Wednesday, 3 December 2008
Government expenditure - just how bad is it?
In yesterday's posts looking at UK government expenditure, one of my regular readers - young mark - had a request. He wanted me to post a chart looking at total government expenditure as a percent of GDP. He thought that simply looking at the nominal growth of expenditure was misleading.
I was happy to oblige. Here is the chart - total managed government expenditure expressed in terms of GDP. I chose to start the data from the 1999-2000 fiscal year. When New Labour were elected in mid 1997, they promised to keep to the previous government's expenditure plans for at least two years. Therefore, this chart begins when New Labour started to develop their own expenditure plans.
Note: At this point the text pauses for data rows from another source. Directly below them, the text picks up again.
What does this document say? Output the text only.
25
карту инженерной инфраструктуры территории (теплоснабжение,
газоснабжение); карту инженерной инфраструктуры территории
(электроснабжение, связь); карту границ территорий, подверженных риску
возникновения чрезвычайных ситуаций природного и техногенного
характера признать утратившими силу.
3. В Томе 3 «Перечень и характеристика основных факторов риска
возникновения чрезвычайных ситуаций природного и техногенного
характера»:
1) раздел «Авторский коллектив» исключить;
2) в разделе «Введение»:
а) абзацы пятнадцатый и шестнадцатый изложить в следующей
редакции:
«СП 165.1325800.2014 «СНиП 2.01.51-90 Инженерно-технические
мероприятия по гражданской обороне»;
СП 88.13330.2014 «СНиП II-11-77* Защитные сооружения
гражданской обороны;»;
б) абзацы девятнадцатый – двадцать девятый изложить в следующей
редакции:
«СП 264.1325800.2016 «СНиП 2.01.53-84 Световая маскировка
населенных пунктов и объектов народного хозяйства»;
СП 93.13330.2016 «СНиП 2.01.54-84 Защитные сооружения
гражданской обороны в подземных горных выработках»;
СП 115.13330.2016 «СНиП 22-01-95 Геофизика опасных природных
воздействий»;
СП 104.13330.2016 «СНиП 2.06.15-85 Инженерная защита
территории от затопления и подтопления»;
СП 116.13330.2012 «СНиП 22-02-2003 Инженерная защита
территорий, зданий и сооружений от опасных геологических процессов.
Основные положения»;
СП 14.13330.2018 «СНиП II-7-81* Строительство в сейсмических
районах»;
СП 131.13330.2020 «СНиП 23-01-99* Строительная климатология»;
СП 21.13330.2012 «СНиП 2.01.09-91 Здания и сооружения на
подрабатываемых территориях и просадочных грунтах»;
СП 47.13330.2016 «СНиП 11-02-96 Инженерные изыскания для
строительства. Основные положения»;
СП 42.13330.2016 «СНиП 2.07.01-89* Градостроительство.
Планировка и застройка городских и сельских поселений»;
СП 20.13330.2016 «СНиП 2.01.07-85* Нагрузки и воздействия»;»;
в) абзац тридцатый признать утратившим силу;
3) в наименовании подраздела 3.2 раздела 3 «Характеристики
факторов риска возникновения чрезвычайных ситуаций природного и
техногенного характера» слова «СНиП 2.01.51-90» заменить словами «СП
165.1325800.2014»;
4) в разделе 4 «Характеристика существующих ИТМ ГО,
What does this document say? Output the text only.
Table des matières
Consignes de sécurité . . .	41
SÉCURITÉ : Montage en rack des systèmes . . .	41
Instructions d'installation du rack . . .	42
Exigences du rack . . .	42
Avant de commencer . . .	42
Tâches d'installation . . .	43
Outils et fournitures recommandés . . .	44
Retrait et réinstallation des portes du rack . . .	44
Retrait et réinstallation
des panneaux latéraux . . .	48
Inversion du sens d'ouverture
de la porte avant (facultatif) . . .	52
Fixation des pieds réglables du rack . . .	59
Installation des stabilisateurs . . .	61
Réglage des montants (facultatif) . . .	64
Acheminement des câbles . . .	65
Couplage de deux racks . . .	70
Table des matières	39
The chart tells a very stark story. Back in 2000, the public expenditure to GDP rate was 36 percent of GDP. This year, it will hit 42.6 percent. Next year and the year after, it will rise to 44 percent. So by the time, the Brownite dictatorship will fall, the share of the public sector in the economy will have grown by about 8 percentage points.
Here is the rest of young mark's comment:
"You may also like to consider that the Government was elected three times on a clear mandate of raising public expenditure in order to improve public services. In other words, the public got what was on the tin.
I notice a number of posters have claimed that the increased expenditure was entirely wasted. Where is the evidence for this? The Wanless report into increased NHS funding certainly did not draw this conclusion."
The boy has a fair point here. We asked for it, and we got it. We voted for big government and Brown delivered.
However, what about young mark's last challenge. Is there any evidence out there that public expenditure increased waste? So come boyzzz, give me your worst examples of Brown's blow blowout binge of useless spending.
I will start the ball rolling with my favourite - the millenium dome.